Jason Bateman, Conan O’Brien and Andy Richter in a teaser image for the upcoming season of Arrested Development on Netflix. (Via Twitter)

You finish a great episode of a great show. You want to watch the next one, but you’ve already seen three of these and it’s getting late.

Do you press play?

If so, you’ve developed the tech-enabled entertainment habit known as binge viewing.

And some people think you’re doing it wrong.

“Slow down,” wrote Jim Pagels of Slate. “Marathon viewing destroys much of what is best about TV.”

I’ve binge watched shows from “Battlestar Galactica” in 2009 to “Breaking Bad” this summer and I just can’t agree. TV has never been better. Technology changes and behaviors shift but the story, as Time TV critic James Poniewozic wrote, is resilient. If I regret anything, it’s the whiplash from speeding through five seasons of wild Walter White only to crash into a yearlong wait for more episodes. But no biggie; Netflix said it plans to release every episode of a new season of Arrested Development at once next spring. The rest of the industry can’t be far behind.

Until “binge” viewing sheds its rap as a reckless vice, here are seven ways to rationalize the habit.

Mónica Guzmán

1. Everybody’s doing it

“Everyone, it seems, has the TV show they’re working on,” wrote John Lichman of IndieWire. It’s true. Ask someone about yours and they’ll probably tell you about theirs, whether it’s “Friday Night Lights,” “Mad Men” or the almighty “The Wire.” It doesn’t matter if we watch four episodes per week or per day. We watch on our schedule, and that’s awesome. “Why bother keeping track of when a show is on and plan my life around that, when I can just DVR it?” Seattle’s Rasmus Rasmussen asked on a Facebook thread on the topic. As for nonstop marathon watching, “Everything in moderation,” noted Oscar Wilde, “including moderation.”

2. Immersion = awesome

Some drinks you sip. Others you shoot. Is the intensity of the show you’re watching building with every episode? Are your smiles, your laughs, your cries, feeling bigger as you go? Then why stop? Open up and throw it back. But some episodes take time to absorb, I’ve heard friends say. Not, I think, if your brain is steeped in the plot, clutching what happened last episode much more tightly than someone who saw it last week. Maybe excess is possible — “Too much TV makes my brain throw up,” Peter Comley wrote on the Facebook thread — but not, I think, while you’re enjoying yourself.

3. It’s good to know what’s up

The last thing I ask my parents every time we talk is where they are on “Battlestar Galactica.” We got them into it over Christmas, they watched some nights until 2 a.m., and every time they’ve seen an episode of what I believe is the greatest work of science fiction ever produced for the screen, there’s something new to talk about. Catching up with current shows has a broader payoff. Watching “Downton Abbey” opened up more than a few conversations with friends this year. Next, I’ve got to know what’s so great about “Homeland.”
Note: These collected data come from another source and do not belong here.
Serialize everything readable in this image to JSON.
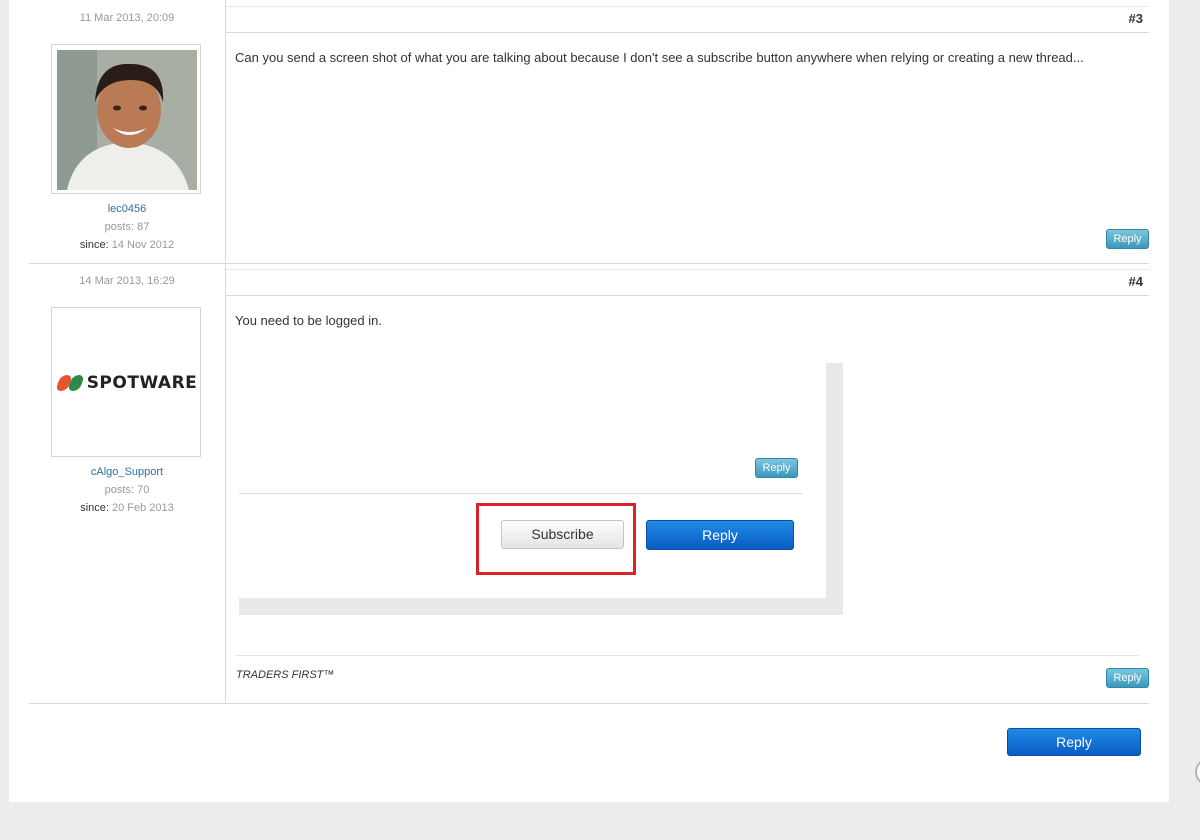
{
  "posts": [
    {
      "date": "11 Mar 2013, 20:09",
      "number": "#3",
      "username": "lec0456",
      "posts_label": "posts: 87",
      "since_label": "since:",
      "since_value": "14 Nov 2012",
      "text": "Can you send a screen shot of what you are talking about because I don't see a subscribe button anywhere when relying or creating a new thread...",
      "reply_label": "Reply"
    },
    {
      "date": "14 Mar 2013, 16:29",
      "number": "#4",
      "username": "cAlgo_Support",
      "logo_text": "SPOTWARE",
      "posts_label": "posts: 70",
      "since_label": "since:",
      "since_value": "20 Feb 2013",
      "text": "You need to be logged in.",
      "screenshot": {
        "small_reply_label": "Reply",
        "subscribe_label": "Subscribe",
        "big_reply_label": "Reply",
        "highlight_color": "#d8232a"
      },
      "signature": "TRADERS FIRST™",
      "reply_label": "Reply"
    }
  ],
  "footer": {
    "reply_label": "Reply"
  },
  "colors": {
    "link": "#2f6ea5",
    "small_button": "#3b98bc",
    "primary_button": "#0a5cc4",
    "background": "#ececec"
  }
}
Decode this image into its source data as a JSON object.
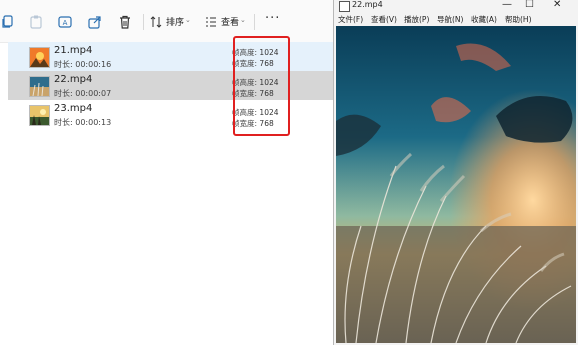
{
  "toolbar": {
    "sort_label": "排序",
    "view_label": "查看",
    "more_label": "···"
  },
  "files": [
    {
      "name": "21.mp4",
      "duration_label": "时长:",
      "duration": "00:00:16",
      "height_label": "帧高度:",
      "height": "1024",
      "width_label": "帧宽度:",
      "width": "768"
    },
    {
      "name": "22.mp4",
      "duration_label": "时长:",
      "duration": "00:00:07",
      "height_label": "帧高度:",
      "height": "1024",
      "width_label": "帧宽度:",
      "width": "768"
    },
    {
      "name": "23.mp4",
      "duration_label": "时长:",
      "duration": "00:00:13",
      "height_label": "帧高度:",
      "height": "1024",
      "width_label": "帧宽度:",
      "width": "768"
    }
  ],
  "player": {
    "title": "22.mp4",
    "minimize": "—",
    "maximize": "☐",
    "close": "✕",
    "menu": [
      "文件(F)",
      "查看(V)",
      "播放(P)",
      "导航(N)",
      "收藏(A)",
      "帮助(H)"
    ]
  },
  "colors": {
    "highlight": "#e5f1fb",
    "selected_row": "#d6d6d6",
    "annotation_box": "#e02020"
  }
}
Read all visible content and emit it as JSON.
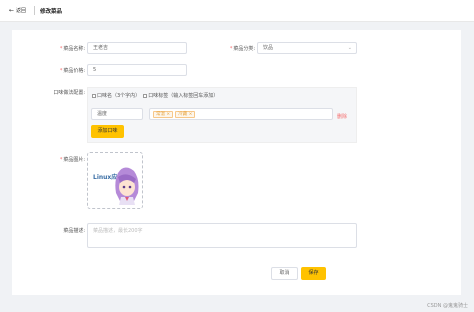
{
  "header": {
    "back_label": "返回",
    "title": "修改菜品"
  },
  "form": {
    "name": {
      "label": "菜品名称:",
      "value": "王老吉"
    },
    "category": {
      "label": "菜品分类:",
      "value": "饮品"
    },
    "price": {
      "label": "菜品价格:",
      "value": "5"
    },
    "flavor": {
      "label": "口味做法配置:",
      "option_a": "口味名（3个字内）",
      "option_b": "口味标签（输入标签回车添加）",
      "name_value": "温度",
      "tags": [
        "常温",
        "冷藏"
      ],
      "delete_label": "删除",
      "add_button": "添加口味"
    },
    "image": {
      "label": "菜品图片:",
      "pic_text": "Linux应用"
    },
    "description": {
      "label": "菜品描述:",
      "placeholder": "菜品描述，最长200字"
    }
  },
  "actions": {
    "cancel_label": "取消",
    "save_label": "保存"
  },
  "footer": {
    "watermark": "CSDN @鬼鬼骑士"
  },
  "colors": {
    "accent": "#ffc200",
    "required": "#f56c6c",
    "tag_text": "#e6a23c"
  }
}
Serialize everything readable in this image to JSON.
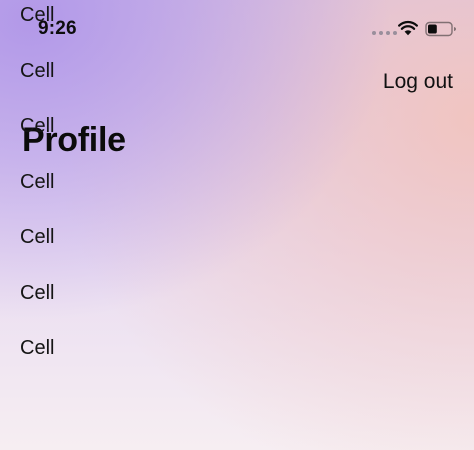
{
  "status_bar": {
    "time": "9:26"
  },
  "header": {
    "logout_label": "Log out",
    "title": "Profile"
  },
  "cells": [
    {
      "label": "Cell"
    },
    {
      "label": "Cell"
    },
    {
      "label": "Cell"
    },
    {
      "label": "Cell"
    },
    {
      "label": "Cell"
    },
    {
      "label": "Cell"
    },
    {
      "label": "Cell"
    }
  ],
  "icons": {
    "signal": "signal-dots-icon",
    "wifi": "wifi-icon",
    "battery": "battery-icon"
  },
  "colors": {
    "gradient_top_left": "#b096e8",
    "gradient_right": "#f2c4be",
    "gradient_bottom": "#f6eef2",
    "text": "#111111"
  },
  "battery": {
    "level": 0.4
  }
}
4. We already “binge” read

… Except that when a book sucks us in, it’s because it’s really good, not because we’re out of control. Ah, the high art/low art double standard. “It sounds like I’ve been ‘binge reading’ almost my entire life,” asked Lane Hatfield. “Is binge watching really so different?” I can’t see why it should be. The best TV shows rival the best books in elegance and complexity. Yet an incessant reader is a bookworm and an incessant TV viewer is an addict. Hm.

5. TV will catch up

“Binge-watching a show like Breaking Bad is probably the purest way to watch a great series, but if everyone watched this way, no great series would make it past the first season,” Emily Nussbaum wrote in New York Magazine. Really? Just wait. If the music industry could adapt to our consumer habit of buying songs instead albums, the TV industry can adapt to the habit of watching seasons instead of episodes. With more demand for tight, cinematic storylines, it might even get better.

6. You can get satisfaction

An episode ends with a cliffhanger and you can’t wait to find out what happens. Lo and behold, you’ve got Netflix, Amazon, Hulu Plus or a DVD and you don’t have to. But waiting pays off, claims Los Angeles Times critic Mary McNamara. “No resolution will ever be as powerful as the growing desire for it,” she wrote. Sure, anticipation has its perks, but don’t think too hard. This is entertainment. Discipline is very, very optional. Want satisfaction? You know where it is. Go and get it.